Why Kakamega Governor Oparanya believes he is ripe for 2022 presidency

Kakamega County Governor Wycliffe Oparanya says he is ready to run for the national seat in 2022.  [Photo by Pius Cheruiyot/Standard]

Buoyed by performance on his last term and what he calls an illustrious political career, Kakamega Governor Wycliffe Oparanya plans to join the crowded race for presidency in 2022.

Mr Oparanya, in an exclusive interview with Sunday Standard, said he will however first seek his ODM party leader Raila Odinga’s blessings.

“I am going to the national table. I must now play national politics and I am ripe, having been an MP, a minister and a governor for two terms. Depending on what Raila tells me, I will be going for presidency,” he says.

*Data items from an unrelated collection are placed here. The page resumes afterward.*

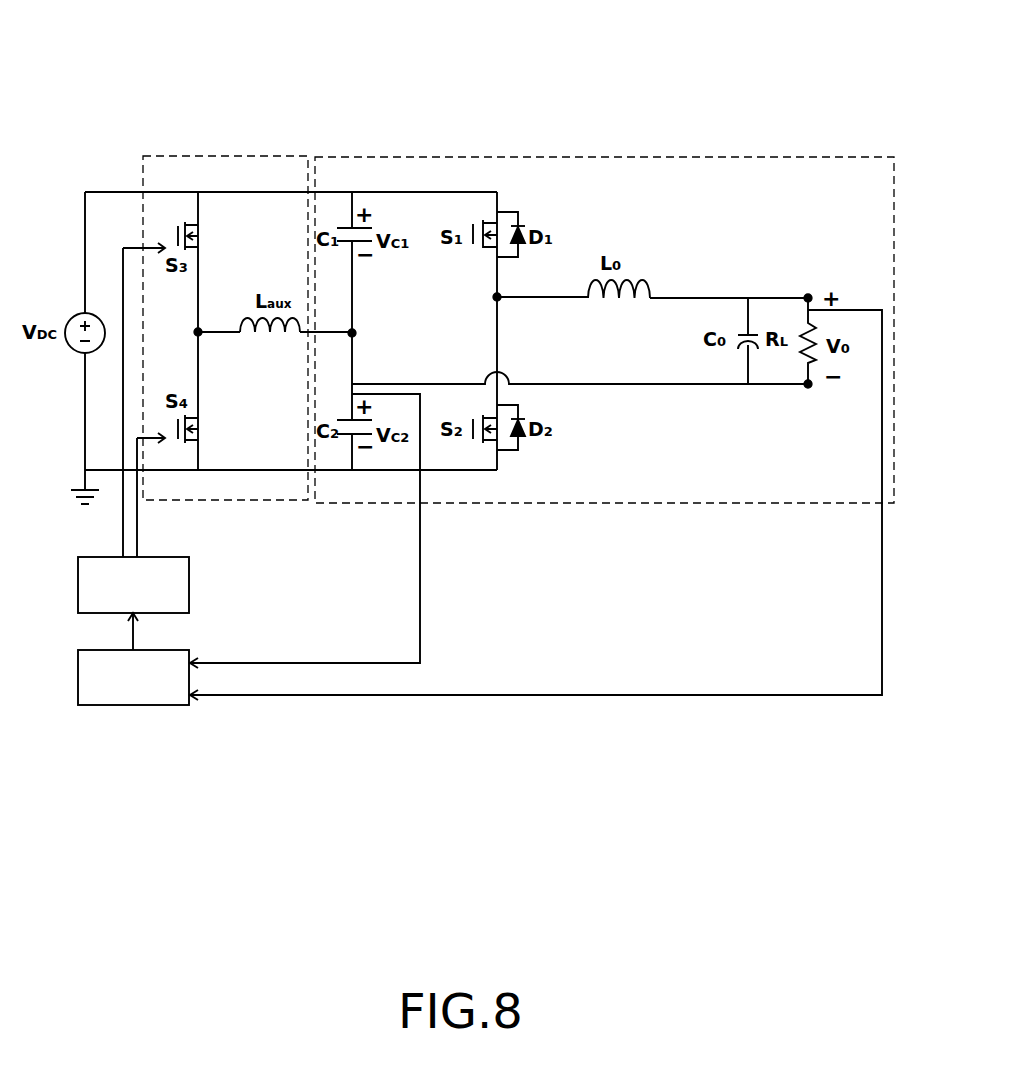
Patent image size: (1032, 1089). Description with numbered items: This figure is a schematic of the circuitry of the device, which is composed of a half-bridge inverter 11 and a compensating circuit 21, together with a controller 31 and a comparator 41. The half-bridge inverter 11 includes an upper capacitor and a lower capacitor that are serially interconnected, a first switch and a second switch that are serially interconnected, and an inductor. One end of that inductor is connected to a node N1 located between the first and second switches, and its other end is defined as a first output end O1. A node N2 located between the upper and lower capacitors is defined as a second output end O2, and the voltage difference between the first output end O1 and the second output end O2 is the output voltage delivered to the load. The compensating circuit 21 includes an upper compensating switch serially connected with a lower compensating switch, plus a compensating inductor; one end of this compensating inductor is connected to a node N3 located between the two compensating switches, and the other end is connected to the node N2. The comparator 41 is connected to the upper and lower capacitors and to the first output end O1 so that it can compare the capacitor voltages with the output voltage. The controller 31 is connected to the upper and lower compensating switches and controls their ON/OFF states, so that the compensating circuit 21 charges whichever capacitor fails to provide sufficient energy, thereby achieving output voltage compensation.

The compensating circuit 21 is at (247, 157).
The half-bridge inverter 11 is at (725, 157).
The controller 31 is at (78, 585).
The comparator 41 is at (142, 707).
The node N1 is at (497, 297).
The node N2 is at (352, 333).
The node N3 is at (198, 332).
The first output end O1 is at (808, 298).
The second output end O2 is at (808, 384).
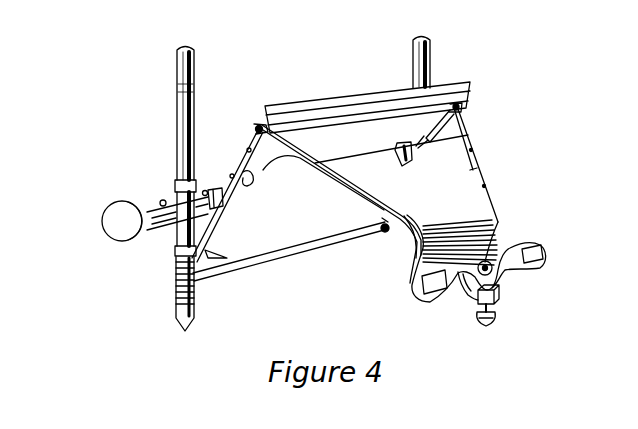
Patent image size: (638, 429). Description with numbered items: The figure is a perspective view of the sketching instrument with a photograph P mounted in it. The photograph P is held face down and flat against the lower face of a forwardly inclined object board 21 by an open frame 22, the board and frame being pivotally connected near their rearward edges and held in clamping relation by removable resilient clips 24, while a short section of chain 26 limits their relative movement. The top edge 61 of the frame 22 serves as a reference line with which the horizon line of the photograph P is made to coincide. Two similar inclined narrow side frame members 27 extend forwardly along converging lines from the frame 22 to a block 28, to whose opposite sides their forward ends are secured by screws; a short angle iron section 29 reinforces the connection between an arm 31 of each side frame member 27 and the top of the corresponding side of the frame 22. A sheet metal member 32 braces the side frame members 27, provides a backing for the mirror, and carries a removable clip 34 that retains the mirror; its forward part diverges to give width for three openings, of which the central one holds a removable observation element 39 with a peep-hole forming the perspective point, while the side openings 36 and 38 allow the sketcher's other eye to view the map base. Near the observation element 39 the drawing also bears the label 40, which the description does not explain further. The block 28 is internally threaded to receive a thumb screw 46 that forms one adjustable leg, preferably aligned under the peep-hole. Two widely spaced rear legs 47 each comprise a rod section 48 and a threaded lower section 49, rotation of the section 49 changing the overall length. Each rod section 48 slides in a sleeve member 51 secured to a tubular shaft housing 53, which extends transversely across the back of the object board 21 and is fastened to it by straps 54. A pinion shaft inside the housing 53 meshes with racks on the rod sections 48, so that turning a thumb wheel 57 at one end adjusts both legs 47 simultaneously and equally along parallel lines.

The ODM deputy party leader now joins Mombasa Governor Hassan Joho and his Kilifi Amason Kingi who have also declared interest in the State House race.

Keen on ensuring the Orange party remains strong he plans to work with Raila to lock the support base.

The former Planning minister claims that the National Super Alliance (NASA) coalition was ‘dead like a dodo,’ and there was need to popularise it.

Failed to show up

Oparanya further alleges that the opposition coalition died on January 30th when the three NASA principals Kalonzo Musyoka, Musalia Mudavadi and Moses Wetang’ula failed to show up during Raila’s swearing in as the ‘People’s President.’

The Kakamega county boss was categorical that the opposition was living beyond its usefulness and should have dissolved as soon as it failed to win the election last year and the principals go back to the drawing board.

“Everywhere in the world, parties come together for a purpose. And that purpose is to get power. As soon as you lose that power, you have to go back to your houses and start restrategising,” Oparanya says.

He says that the individual parties should go back to the drawing board and chart their destinies afresh, make new realignments and bring on board new players who can deliver in 2022. 

People are suffering

“Come next election, you have to look around and ask yourself who you can come together with to get power. This NASA has tended to sit together when they actually lost power. NASA should be dead by now,” he says.

He took a swipe at the other principals for always ‘hanging’ on Raila and blaming him for their political problems instead of charting their own paths.

“This matter of blaming Raila that he never told us about the meeting with Uhuru, but when he told them on the day he was going to be sworn in, where were they?

He says he supports the move by Raila to team up with President Kenyatta to stabilise the country.

“Those of us who are out there in the devolved units of government, we know how people are suffering. We need peace and economic growth so that we are able to harness our opportunities for the benefit of our people and not fighting every day,” he says.